Mathieu Charvériat, Pdg de THX Pharma, et Nicolas Coudurier, DG de Biocodex, ont signé un accord stratégique.
Biocodex
THX Pharma (ex-Theranexus) vient de vendre deux licences au laboratoire français Biocodex concernant deux candidats médicaments pour le traitement de trois pathologies neurologiques et pédiatriques rares. Un accord stratégique qui va permettre à la biotech lyonnaise de percevoir jusqu’à 173 millions d’euros et ainsi poursuivre sereinement ses recherches et essais cliniques.
Bonne nouvelle pour THX Pharma (ex-Theranexus). La biotech lyonnaise, créée en 2013 par Mathieu Charvériat et Franck Mouthon, vient de vendre deux licences à Biocodex, laboratoire pharmaceutique français indépendant (CA 2024 : 502 M€ ; 1 800 pers.). La première concerne le développement et la commercialisation de Batten 1, candidat médicament qui vise à ralentir la maladie de Batten. Cette maladie neurologique, qui entraîne cécité et déclin des fonctions cognitives et motrices, concerne 2 000 enfants dans le monde. L’espérance de vie est de 18 à 25 ans.
La seconde licence a trait au développement et à l’exploitation commerciale de TX01 aux Etats-Unis et au Canada. TX01 est une nouvelle formulation de molécule visant à freiner deux autres pathologies neurologiques pédiatriques : la maladie de Gaucher et la maladie de de Niemann-Pick de type C. « En 2024, nous avons déjà cédé à la société espagnole Exoltis la licence pour l’Europe et l’Amérique latine », explique Mathieu Charvériat, Pdg de THX Pharma.
Le français Biocodex préféré à deux autres laboratoires américains
Aujourd'hui, le choix de Biocodex ne doit rien au hasard. « Deux autres laboratoires américains s’étaient positionnés. Si nous avons choisi Biocodex, ce n’est pas parce qu’il est français, même si nous sommes fiers de participer à la souveraineté nationale, mais parce qu’il dispose d’une expertise forte dans les maladies rares.
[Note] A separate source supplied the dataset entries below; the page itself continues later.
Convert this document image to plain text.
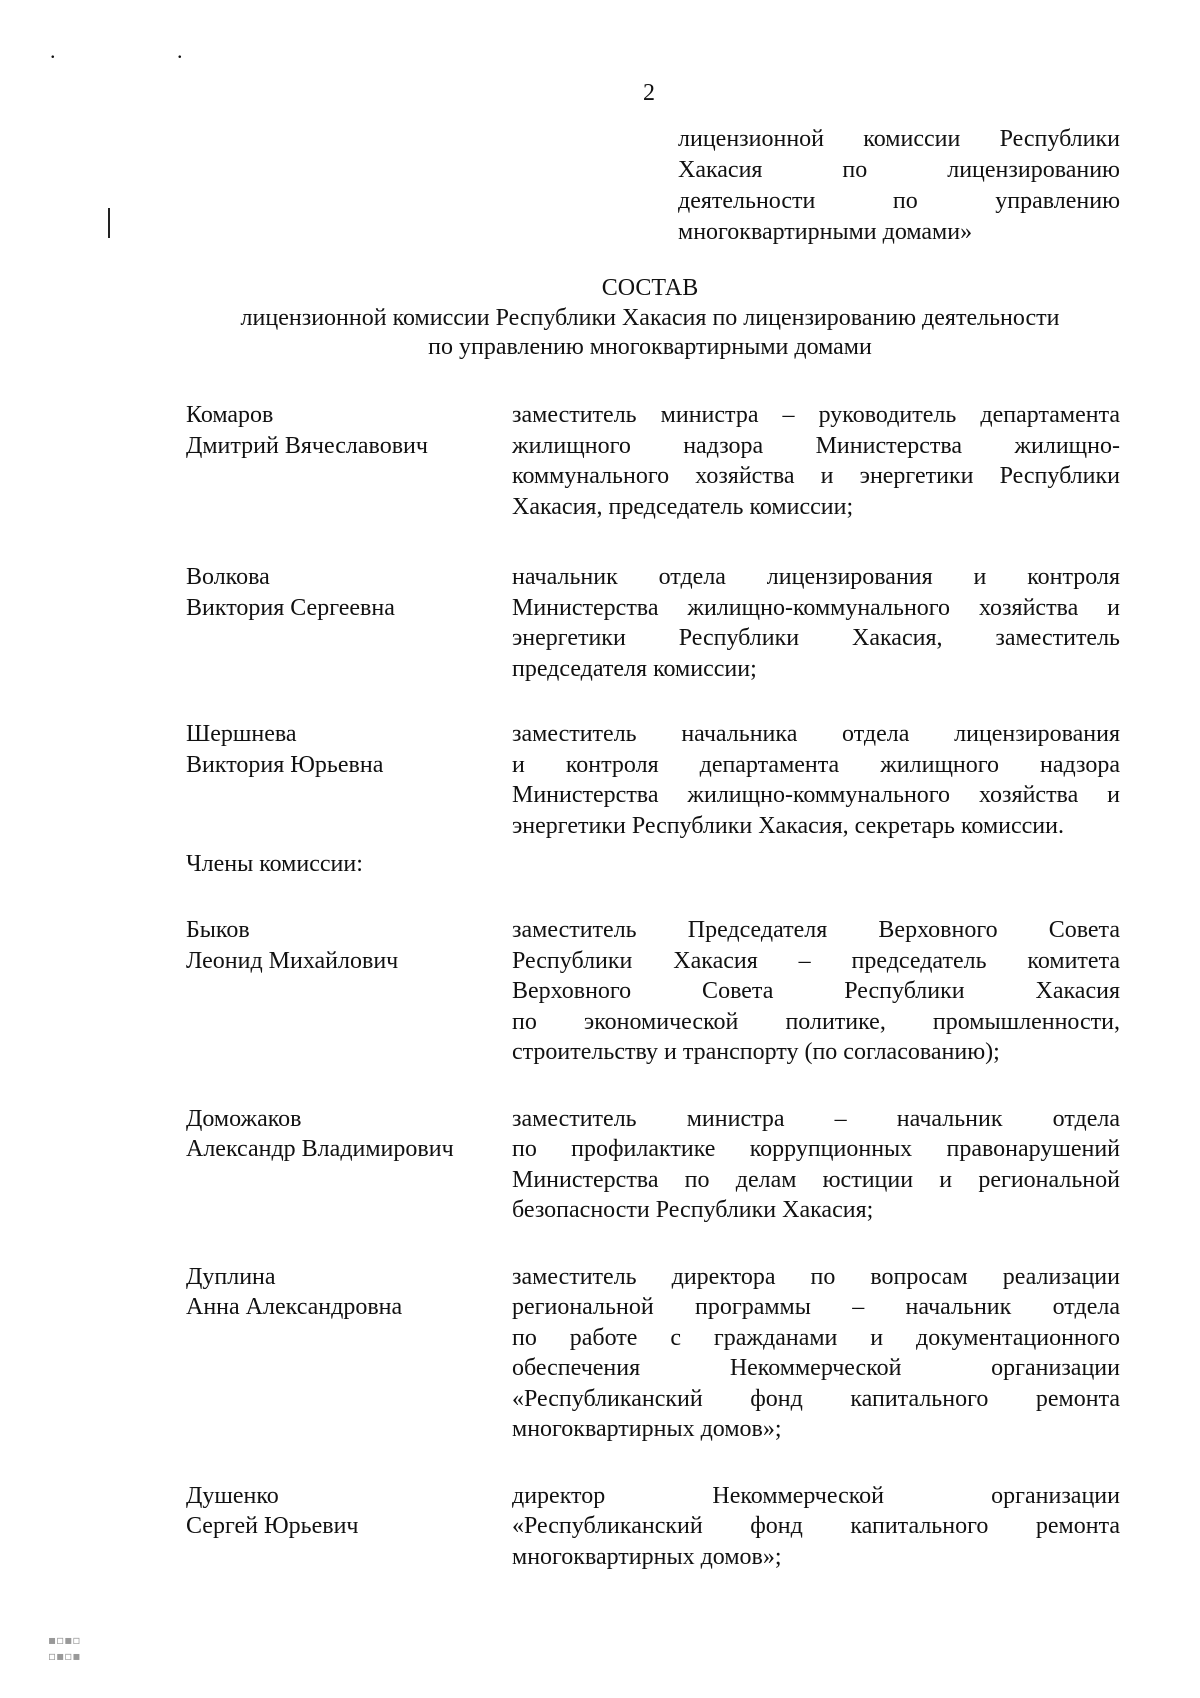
. .
2
лицензионной комиссии Республики
Хакасия по лицензированию
деятельности по управлению
многоквартирными домами»
СОСТАВ
лицензионной комиссии Республики Хакасия по лицензированию деятельности
по управлению многоквартирными домами
Комаров
Дмитрий Вячеславович
заместитель министра – руководитель департамента
жилищного надзора Министерства жилищно-
коммунального хозяйства и энергетики Республики
Хакасия, председатель комиссии;
Волкова
Виктория Сергеевна
начальник отдела лицензирования и контроля
Министерства жилищно-коммунального хозяйства и
энергетики Республики Хакасия, заместитель
председателя комиссии;
Шершнева
Виктория Юрьевна
заместитель начальника отдела лицензирования
и контроля департамента жилищного надзора
Министерства жилищно-коммунального хозяйства и
энергетики Республики Хакасия, секретарь комиссии.
Члены комиссии:
Быков
Леонид Михайлович
заместитель Председателя Верховного Совета
Республики Хакасия – председатель комитета
Верховного Совета Республики Хакасия
по экономической политике, промышленности,
строительству и транспорту (по согласованию);
Доможаков
Александр Владимирович
заместитель министра – начальник отдела
по профилактике коррупционных правонарушений
Министерства по делам юстиции и региональной
безопасности Республики Хакасия;
Дуплина
Анна Александровна
заместитель директора по вопросам реализации
региональной программы – начальник отдела
по работе с гражданами и документационного
обеспечения Некоммерческой организации
«Республиканский фонд капитального ремонта
многоквартирных домов»;
Душенко
Сергей Юрьевич
директор Некоммерческой организации
«Республиканский фонд капитального ремонта
многоквартирных домов»;
▪▫▪▫
▫▪▫▪
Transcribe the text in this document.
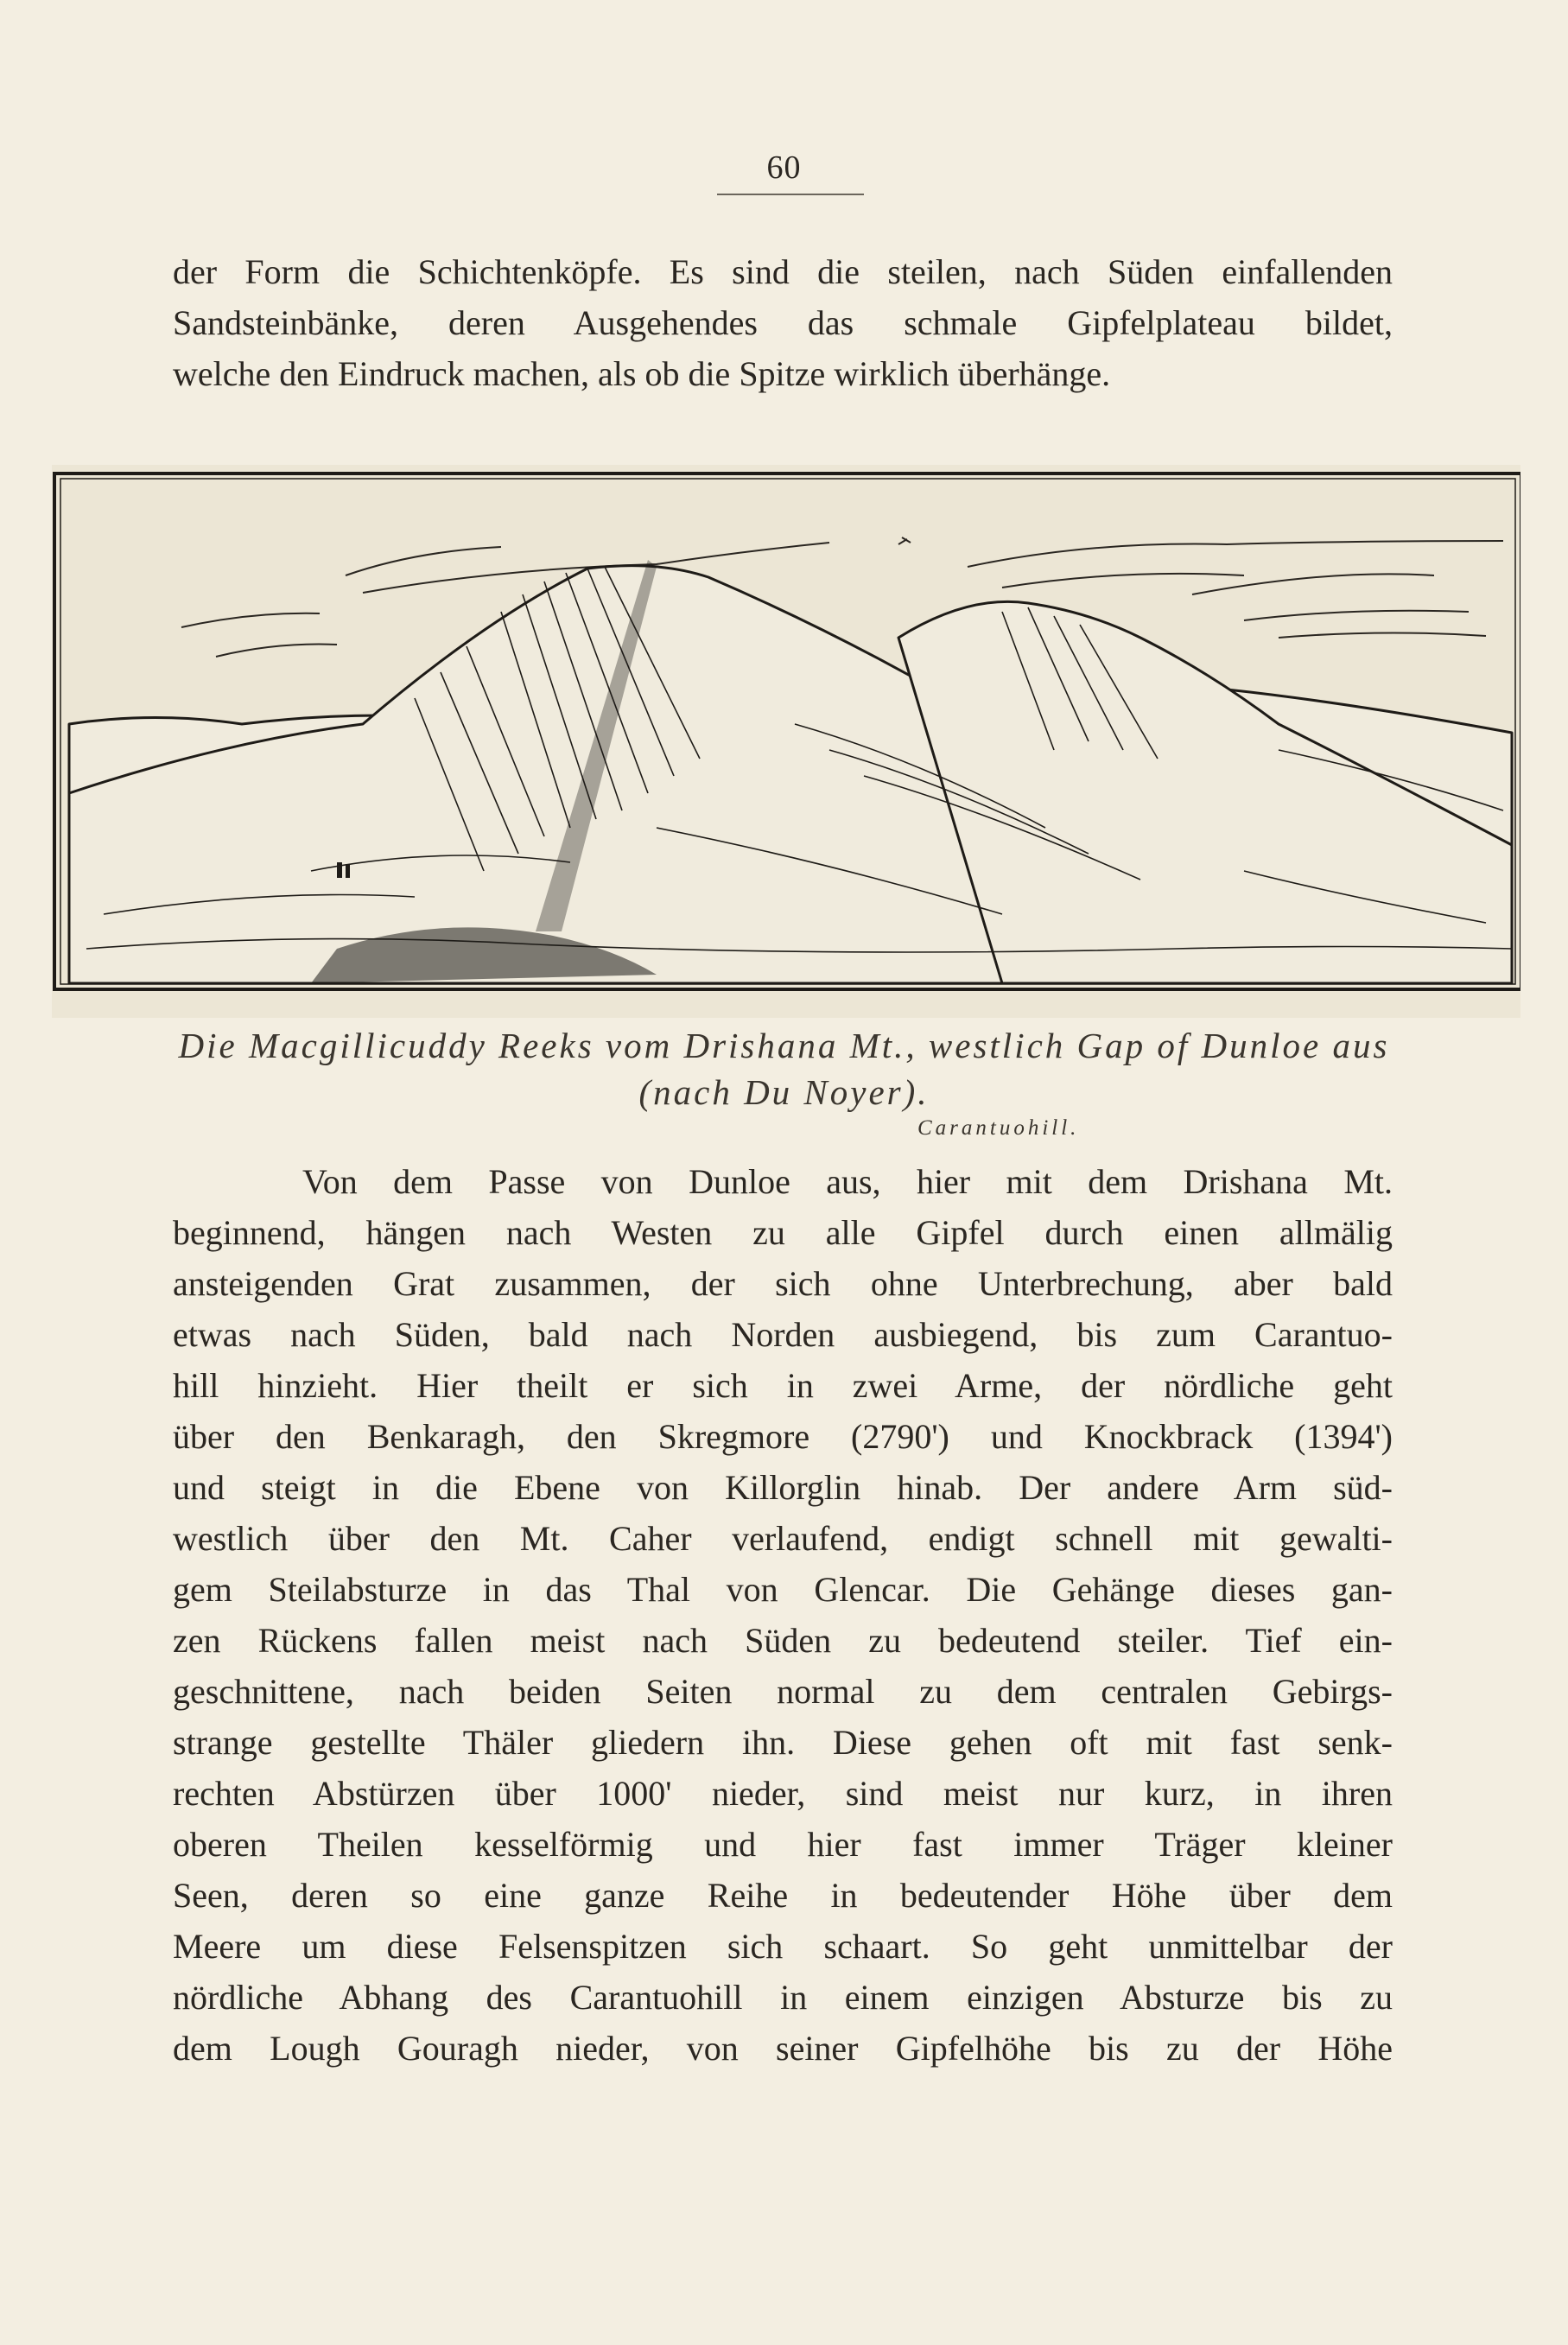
60

der Form die Schichtenköpfe. Es sind die steilen, nach Süden einfallenden
Sandsteinbänke, deren Ausgehendes das schmale Gipfelplateau bildet,
welche den Eindruck machen, als ob die Spitze wirklich überhänge.

Die Macgillicuddy Reeks vom Drishana Mt., westlich Gap of Dunloe aus
(nach Du Noyer).
Carantuohill.

Von dem Passe von Dunloe aus, hier mit dem Drishana Mt.
beginnend, hängen nach Westen zu alle Gipfel durch einen allmälig
ansteigenden Grat zusammen, der sich ohne Unterbrechung, aber bald
etwas nach Süden, bald nach Norden ausbiegend, bis zum Carantuo-
hill hinzieht. Hier theilt er sich in zwei Arme, der nördliche geht
über den Benkaragh, den Skregmore (2790') und Knockbrack (1394')
und steigt in die Ebene von Killorglin hinab. Der andere Arm süd-
westlich über den Mt. Caher verlaufend, endigt schnell mit gewalti-
gem Steilabsturze in das Thal von Glencar. Die Gehänge dieses gan-
zen Rückens fallen meist nach Süden zu bedeutend steiler. Tief ein-
geschnittene, nach beiden Seiten normal zu dem centralen Gebirgs-
strange gestellte Thäler gliedern ihn. Diese gehen oft mit fast senk-
rechten Abstürzen über 1000' nieder, sind meist nur kurz, in ihren
oberen Theilen kesselförmig und hier fast immer Träger kleiner
Seen, deren so eine ganze Reihe in bedeutender Höhe über dem
Meere um diese Felsenspitzen sich schaart. So geht unmittelbar der
nördliche Abhang des Carantuohill in einem einzigen Absturze bis zu
dem Lough Gouragh nieder, von seiner Gipfelhöhe bis zu der Höhe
De plus, c’est une structure qui place le patient au centre de ses réflexions », affirme Mathieu Charvériat.
Cet accord avec Biocodex intervient après une levée de fonds de près de 8 millions d’euros auprès de petits porteurs et de fonds d’investissement (THX Pharma est cotée sur marché Euronext Growth, à Paris) menée fin 2025. Il offre une grande bouffée d’oxygène à la biotech qui va percevoir, en tout, 173 millions d’euros de la part de Biocodex : 12 millions d’euros dès la signature et 161 millions d’euros de paiement au fil des étapes de développement. Lorsque le médicament sera commercialisé, Biocodex rétrocèdera une commission à THX Pharma. En plus du financement de ces deux licences, Biocodex va financer l’essai de phase 3 de Batten 1.
Le développement d'une plateforme de R&D
Libéré de l’incertitude financière, THX Pharma peut poursuivre sereinement un autre de ses projets : le développement d’une plateforme R&D sur l’oligonucléotide antisens, un fragment d’ADN qui présente les mêmes avantages que la thérapie génique, sans son irréversibilité. Une piste explorée pour traiter deux types de pathologie : la maladie lysosomale et le glioblastome, une tumeur cérébrale maligne. Mais Mathieu Charvériat prévient : il n’y a, pour l’heure, pas d’horizon d’entrée en essai clinique. Ce projet, intitulé « PickASO », est porté avec Diverchim et l’Inserm. Il a bénéficié, en avril 2024, d’un financement de 4,7 millions d’euros de Bpifrance, au titre de France 2030.